A recent study has found that bacterial relatives of protomitochondria, the ancient cells that gave rise to mitochondria, can still be found in modern hot springs. Published in the journal Science Advances, the study focused on identifying genetic traits in bacteria that enable them to perform functions essential to protomitochondria. By analyzing these traits, researchers identified a type of bacteria that has not been previously suggested to descend from protomitochondria and that lives in conditions similar to those that would have existed in Earth’s ancient oceans.
Mitochondria are organelles found in cells of all animals, plants, fungi, and protists. They are often described as the powerhouses of cells because they generate energy for cellular functions. The origins of mitochondria can be traced back to a symbiotic relationship between two cells, with one cell becoming trapped inside another and eventually evolving into the mitochondrion.
The researchers in this study looked at genetic sequences in bacteria to determine their potential relation to protomitochondria. They focused on genes that code for essential proteins involved in energy production and the creation of certain fats. They found that bacteria in the order Iodidimonadales met the greatest number of these genetic criteria, suggesting a close relationship to protomitochondria.
It’s important to note that protomitochondria’s genetic signature has been diluted and scrambled over the billions of years since they first appeared. This made it challenging for the researchers to determine their exact descendants. However, the study’s approach allowed them to identify potential bacterial relatives based on shared genetic traits.

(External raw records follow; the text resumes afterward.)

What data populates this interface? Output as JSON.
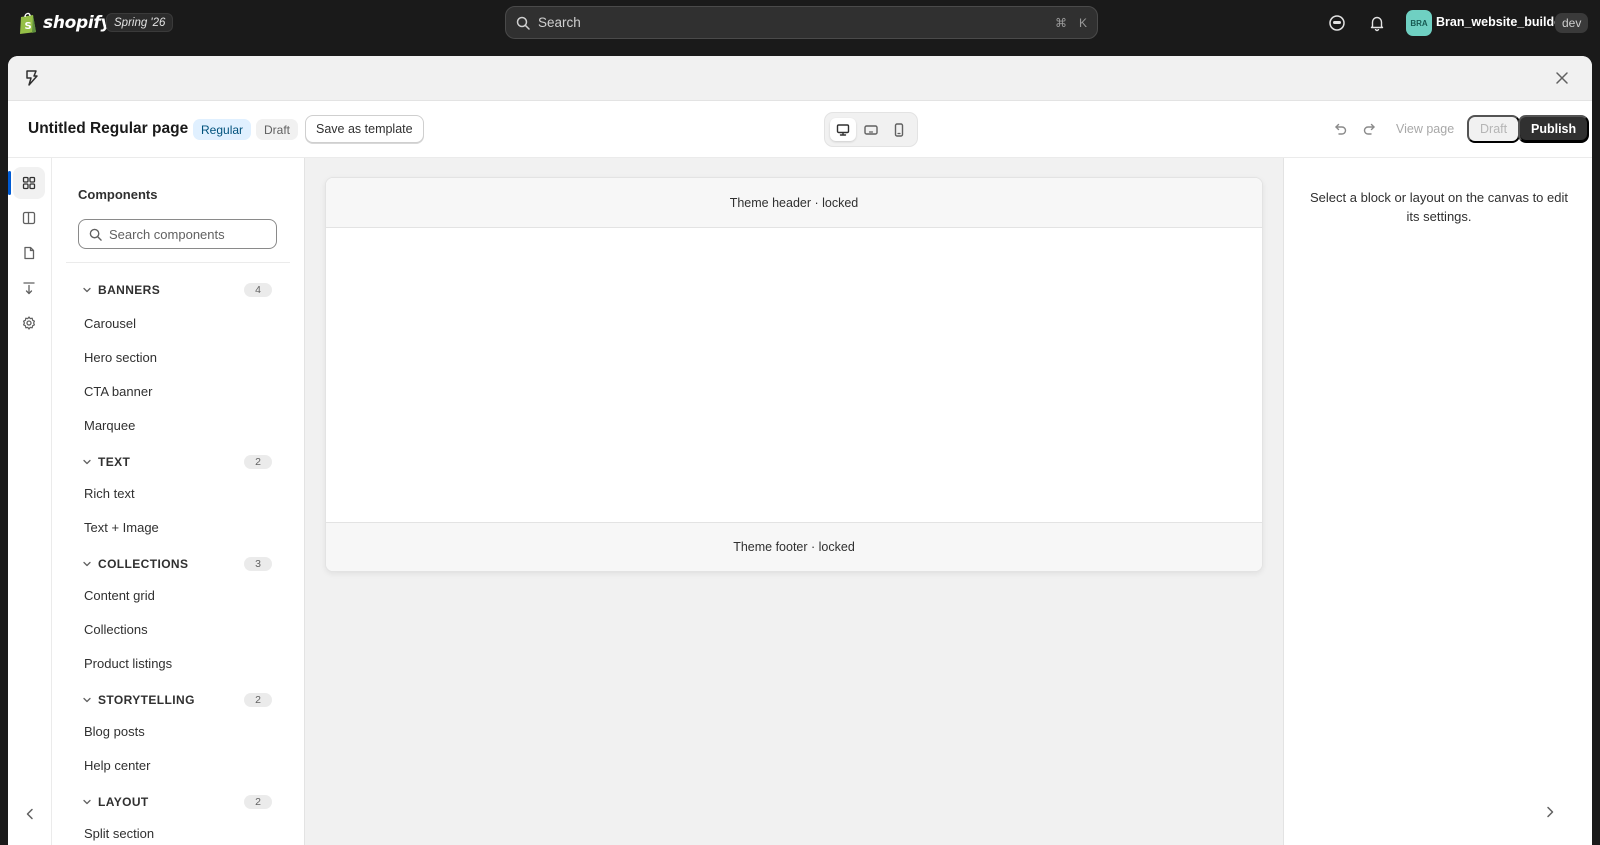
{
  "topbar": {
    "brand": "shopify",
    "edition": "Spring '26",
    "search_placeholder": "Search",
    "shortcut_mod": "⌘",
    "shortcut_key": "K",
    "avatar_initials": "BRA",
    "store_name": "Bran_website_builder",
    "env_badge": "dev"
  },
  "page": {
    "title": "Untitled Regular page",
    "type_badge": "Regular",
    "status_badge": "Draft",
    "save_template_label": "Save as template",
    "view_page_label": "View page",
    "draft_button_label": "Draft",
    "publish_button_label": "Publish"
  },
  "components": {
    "title": "Components",
    "search_placeholder": "Search components",
    "groups": [
      {
        "name": "BANNERS",
        "count": "4",
        "items": [
          "Carousel",
          "Hero section",
          "CTA banner",
          "Marquee"
        ]
      },
      {
        "name": "TEXT",
        "count": "2",
        "items": [
          "Rich text",
          "Text + Image"
        ]
      },
      {
        "name": "COLLECTIONS",
        "count": "3",
        "items": [
          "Content grid",
          "Collections",
          "Product listings"
        ]
      },
      {
        "name": "STORYTELLING",
        "count": "2",
        "items": [
          "Blog posts",
          "Help center"
        ]
      },
      {
        "name": "LAYOUT",
        "count": "2",
        "items": [
          "Split section"
        ]
      }
    ]
  },
  "canvas": {
    "header_label": "Theme header · locked",
    "footer_label": "Theme footer · locked"
  },
  "settings": {
    "hint": "Select a block or layout on the canvas to edit its settings."
  },
  "colors": {
    "topbar_bg": "#1a1a1a",
    "primary_button": "#303030",
    "accent_blue": "#005bd3",
    "avatar_bg": "#6fd0c2"
  }
}
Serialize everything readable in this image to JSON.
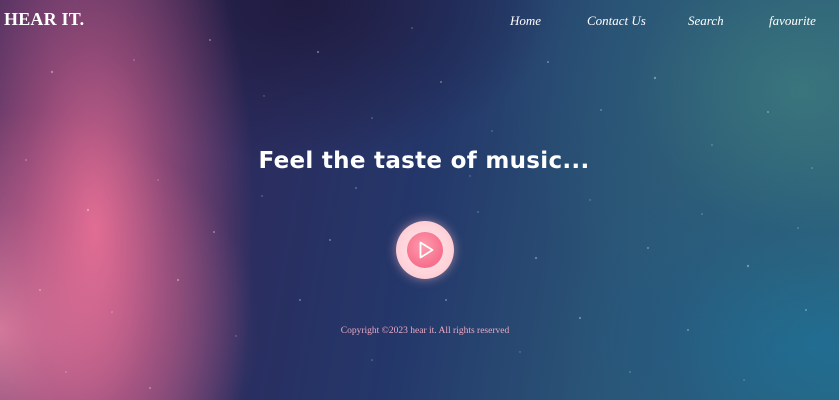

Understanding the evolution of mitochondria is not only crucial for medical applications, such as the study of diseases related to mitochondrial dysfunction, but also for understanding the origins of complex life. By studying protomitochondria and their bacterial relatives, scientists can gain insights into how all complex lifeforms, including humans, evolved.
Further research is needed to confirm these findings and explore the full extent of the relationship between protomitochondria and their bacterial relatives. However, this study represents a valuable step towards unraveling the mysteries of our distant ancestors and where we ultimately come from.